Les experts de l'ONU, dont Alexandra Xanthaki, rapporteuse spéciale dans le domaine des droits culturels ; Nazila Ghanea, rapporteuse spéciale sur la liberté de religion ou de conviction, et Irene Khan, rapporteuse spéciale sur la promotion et la protection du droit à la liberté d'opinion et d'expression, ont publié une déclaration exhortant le gouvernement nigérian à abolir la peine de mort pour blasphème, selon le groupe de défense juridique ADF International, qui soutient l'appel de Sharif-Aminu depuis novembre 2022.
« M. Sharif-Aminu est en prison depuis trop longtemps pour avoir exercé ses droits humains », ont déclaré les experts, exhortant la Cour suprême à donner la priorité à son cas et à garantir le respect des obligations internationales en matière de droits humains, cités dans un communiqué d'ADF International. Ils ont également appelé le gouvernement à réexaminer son cas, à protéger ses droits et à garantir son bien-être.
En août 2020, un tribunal supérieur de la charia à Kano, au Nigeria, a condamné Sharif-Aminu à mort par pendaison pour une chanson qu'il avait composée sur le prophète islamique Mahomet. La Haute Cour de l’État de Kano a annulé la condamnation en janvier 2021, invoquant des irrégularités de procédure, et a ordonné un nouveau procès. La Cour d'appel a confirmé cette décision en août 2022.
Malgré ces décisions, Sharif-Aminu reste en détention et conteste l'ordonnance de nouveau procès devant la Cour suprême.

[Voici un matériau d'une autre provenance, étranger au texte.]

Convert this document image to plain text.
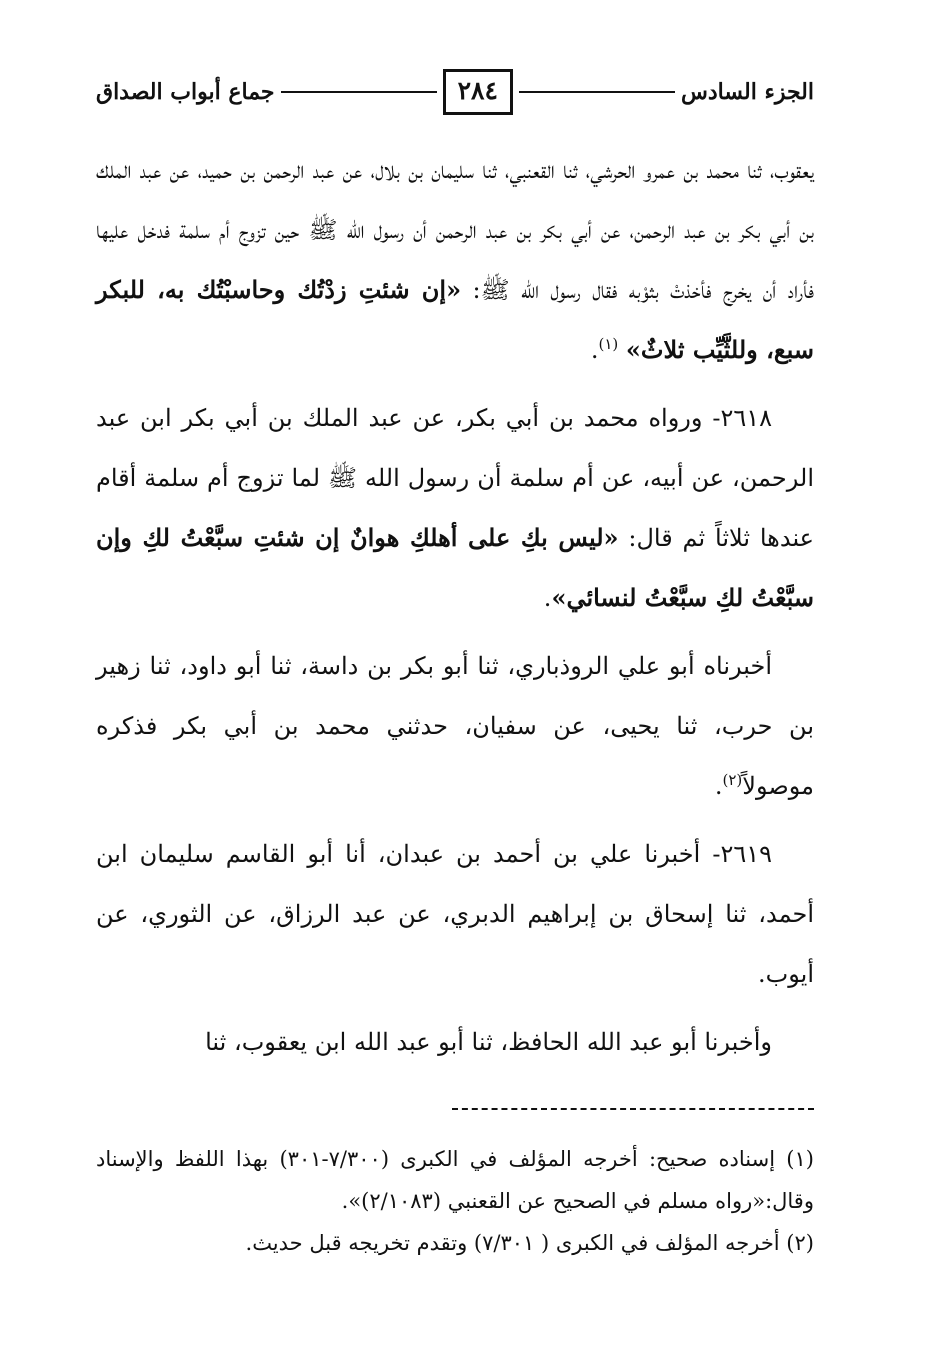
الجزء السادس
٢٨٤
جماع أبواب الصداق

يعقوب، ثنا محمد بن عمرو الحرشي، ثنا القعنبي، ثنا سليمان بن بلال، عن عبد الرحمن بن حميد، عن عبد الملك بن أبي بكر بن عبد الرحمن، عن أبي بكر بن عبد الرحمن أن رسول الله ﷺ حين تزوج أم سلمة فدخل عليها فأراد أن يخرج فأخذتْ بثوْبه فقال رسول الله ﷺ: «إن شئتِ زدْتُك وحاسبْتُك به، للبكر سبع، وللثَّيِّب ثلاثٌ» $^{(١)}$.

٢٦١٨- ورواه محمد بن أبي بكر، عن عبد الملك بن أبي بكر ابن عبد الرحمن، عن أبيه، عن أم سلمة أن رسول الله ﷺ لما تزوج أم سلمة أقام عندها ثلاثاً ثم قال: «ليس بكِ على أهلكِ هوانٌ إن شئتِ سبَّعْتُ لكِ وإن سبَّعْتُ لكِ سبَّعْتُ لنسائي».

أخبرناه أبو علي الروذباري، ثنا أبو بكر بن داسة، ثنا أبو داود، ثنا زهير بن حرب، ثنا يحيى، عن سفيان، حدثني محمد بن أبي بكر فذكره موصولاً$^{(٢)}$.

٢٦١٩- أخبرنا علي بن أحمد بن عبدان، أنا أبو القاسم سليمان ابن أحمد، ثنا إسحاق بن إبراهيم الدبري، عن عبد الرزاق، عن الثوري، عن أيوب.

وأخبرنا أبو عبد الله الحافظ، ثنا أبو عبد الله ابن يعقوب، ثنا

(١) إسناده صحيح: أخرجه المؤلف في الكبرى (٧/٣٠٠-٣٠١) بهذا اللفظ والإسناد وقال:«رواه مسلم في الصحيح عن القعنبي (٢/١٠٨٣)».

(٢) أخرجه المؤلف في الكبرى ( ٧/٣٠١) وتقدم تخريجه قبل حديث.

Sean Nelson, conseiller juridique d'ADF International, a exprimé sa gratitude aux défenseurs mondiaux pour leur soutien. « Alors que la communauté internationale exige que des mesures soient prises, Yahaya continue de croupir en prison dans l'attente d'une audience devant la Cour suprême du Nigeria », a déclaré Nelson, exhortant les responsables nigérians à tenir compte des appels des dirigeants mondiaux, à libérer Sharif-Aminu et à abolir les lois sur le blasphème qui violent les droits fondamentaux de l'humanité. droits.
Kola Alapinni, avocat international spécialisé dans les droits de l'homme et conseiller juridique de Sharif-Aminu, a évoqué l'état périlleux de la liberté religieuse au Nigeria. « Tant que les minorités religieuses seront emprisonnées pour de simples expressions pacifiques, la liberté religieuse sera en péril au Nigeria », a déclaré Alapinni.
La persécution des minorités religieuses, notamment des chrétiens et des minorités musulmanes, est grave au Nigeria. Selon des rapports récents, plus de 7 000 chrétiens ont été tués en raison de leur foi l'année dernière, dont au moins 200 par des militants dans l'État du Plateau à Noël.
La Commission américaine sur la liberté religieuse internationale (USCIRF) a recommandé de désigner le Nigeria comme « pays particulièrement préoccupant », citant le cas de Sharif-Aminu.
Les membres du Congrès ont adopté des résolutions appelant à une plus grande action américaine en réponse aux crises de la liberté religieuse au Nigeria. Ils ont également attiré l’attention sur les prisonniers d’opinion religieux et sur les lois flagrantes contre le blasphème au Nigeria.
Le Parlement britannique a également condamné la condamnation et l'emprisonnement de Sharif-Aminu. « Le gouvernement britannique s'oppose à la peine de mort en toutes circonstances. Nous continuerons à soulever le cas de M. Sharif-Aminu alors qu'il fait appel de sa condamnation », a déclaré le Parlement, exprimant son soutien à la liberté de religion et de conviction au Nigeria.
« Si la condamnation à mort est reconfirmée par un tribunal, le gouvernement doit accorder un sursis à l'exécution jusqu'à ce que les lois du Nigeria soient conformes à ses obligations internationales en matière de droits de l'homme en matière de peine de mort », ont déclaré les experts de l'ONU, selon Premium Times.